Suppose we have X_train and Y_train numpy arrays with respectively the support and target data. We allocate a DiagExpectationUnitLayer with Nin=X_train.shape[0] and Nout=X_train.shape[1]:
```
from theta.model import Model
from theta.layers import DiagExpectationUnitLayer

model = Model()
model.add(DiagExpectationUnitLayer(Nin, Nout, phase=1,
                                   Q_init=uniform(2,4)))
```
In this example we have also set an optional random uniform initialization for the \(Q\) parameters through the Q_init flag. The model is trained in phase I (phase=1).
Then we train the model using SGD:
```
from theta.minimizer import SGD
from theta.costfunctions import mse
from theta.gradientschemes import RMSprop
from theta.initializers import uniform

minim = SGD()
solution = minim.train(mse, model, X_train, Y_train,
                       scheme=RMSprop(), lr=0.01)
```
For this particular setup we are using the mean square error cost function (mse) with stochastic gradient descent in the RMS propagation scheme (scheme=RMSprop()). The learning rate is lr=0.01 and may require tuning before getting the best results.
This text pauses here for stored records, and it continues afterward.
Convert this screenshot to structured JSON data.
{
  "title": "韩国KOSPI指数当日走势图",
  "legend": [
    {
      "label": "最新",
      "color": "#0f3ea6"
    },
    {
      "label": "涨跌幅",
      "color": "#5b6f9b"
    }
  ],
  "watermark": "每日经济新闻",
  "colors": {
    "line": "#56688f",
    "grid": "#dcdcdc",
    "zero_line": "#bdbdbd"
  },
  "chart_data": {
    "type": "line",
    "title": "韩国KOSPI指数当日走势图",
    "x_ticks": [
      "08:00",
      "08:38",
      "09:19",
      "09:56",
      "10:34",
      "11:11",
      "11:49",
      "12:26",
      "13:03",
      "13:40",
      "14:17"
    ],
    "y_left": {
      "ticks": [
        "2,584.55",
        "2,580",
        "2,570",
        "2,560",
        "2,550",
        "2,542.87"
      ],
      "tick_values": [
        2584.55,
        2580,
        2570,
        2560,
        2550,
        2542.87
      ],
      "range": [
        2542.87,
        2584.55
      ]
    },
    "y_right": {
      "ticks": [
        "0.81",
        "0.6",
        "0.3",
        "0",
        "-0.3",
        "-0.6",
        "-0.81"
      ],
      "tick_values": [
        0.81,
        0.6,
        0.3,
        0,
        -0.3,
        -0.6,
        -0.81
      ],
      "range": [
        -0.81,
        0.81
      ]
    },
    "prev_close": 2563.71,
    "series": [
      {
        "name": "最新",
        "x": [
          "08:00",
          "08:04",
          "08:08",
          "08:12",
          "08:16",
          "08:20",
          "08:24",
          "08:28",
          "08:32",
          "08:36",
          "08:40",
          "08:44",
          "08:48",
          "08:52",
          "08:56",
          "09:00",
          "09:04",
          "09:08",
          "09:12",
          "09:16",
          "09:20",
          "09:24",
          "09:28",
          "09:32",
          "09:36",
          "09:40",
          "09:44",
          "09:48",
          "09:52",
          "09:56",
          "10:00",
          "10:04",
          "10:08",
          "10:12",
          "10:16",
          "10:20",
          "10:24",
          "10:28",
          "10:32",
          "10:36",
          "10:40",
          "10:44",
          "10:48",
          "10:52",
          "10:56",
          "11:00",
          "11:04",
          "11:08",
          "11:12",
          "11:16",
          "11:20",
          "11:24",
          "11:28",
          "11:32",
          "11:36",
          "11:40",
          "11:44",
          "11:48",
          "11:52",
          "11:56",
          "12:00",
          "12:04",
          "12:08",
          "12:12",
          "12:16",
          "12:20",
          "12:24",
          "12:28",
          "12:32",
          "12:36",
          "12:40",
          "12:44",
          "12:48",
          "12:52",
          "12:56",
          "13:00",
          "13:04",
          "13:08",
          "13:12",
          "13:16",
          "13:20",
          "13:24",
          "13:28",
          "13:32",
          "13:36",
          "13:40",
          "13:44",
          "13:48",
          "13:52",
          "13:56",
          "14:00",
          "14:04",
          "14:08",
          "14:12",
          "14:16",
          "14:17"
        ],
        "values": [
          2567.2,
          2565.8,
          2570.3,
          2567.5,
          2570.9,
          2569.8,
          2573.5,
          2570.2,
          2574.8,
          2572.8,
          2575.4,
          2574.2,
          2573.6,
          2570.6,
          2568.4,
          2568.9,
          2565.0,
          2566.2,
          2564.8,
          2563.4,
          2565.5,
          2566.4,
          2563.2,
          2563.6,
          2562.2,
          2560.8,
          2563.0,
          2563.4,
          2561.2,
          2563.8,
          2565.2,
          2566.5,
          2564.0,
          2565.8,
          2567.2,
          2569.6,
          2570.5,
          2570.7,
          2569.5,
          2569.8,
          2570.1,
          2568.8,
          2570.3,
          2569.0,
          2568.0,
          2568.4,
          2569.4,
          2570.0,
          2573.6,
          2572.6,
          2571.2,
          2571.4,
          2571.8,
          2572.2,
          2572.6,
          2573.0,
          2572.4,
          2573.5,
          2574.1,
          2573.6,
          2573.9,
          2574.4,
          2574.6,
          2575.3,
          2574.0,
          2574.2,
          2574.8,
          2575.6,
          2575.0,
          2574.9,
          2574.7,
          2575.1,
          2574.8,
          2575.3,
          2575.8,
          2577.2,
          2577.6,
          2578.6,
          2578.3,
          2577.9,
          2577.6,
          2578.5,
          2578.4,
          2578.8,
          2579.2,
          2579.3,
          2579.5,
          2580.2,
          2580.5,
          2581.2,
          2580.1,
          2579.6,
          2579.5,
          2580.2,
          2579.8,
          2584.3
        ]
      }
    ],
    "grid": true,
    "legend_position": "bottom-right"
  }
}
When using SGD, it is possible to split the data into training and validation datasets automatically, by using the validation_split option, or by passing extra datasets, see theta.minimizer.SGD.train for more details.
Predictions of the model can be obtained via:
```
model.predict(data)
```

Note

In order to achieve good training results please check for each layer the optional parameters concerning initialization.

The SGD algorithm requires fine tuning of parameters such as the learning rate, scheme and batch size.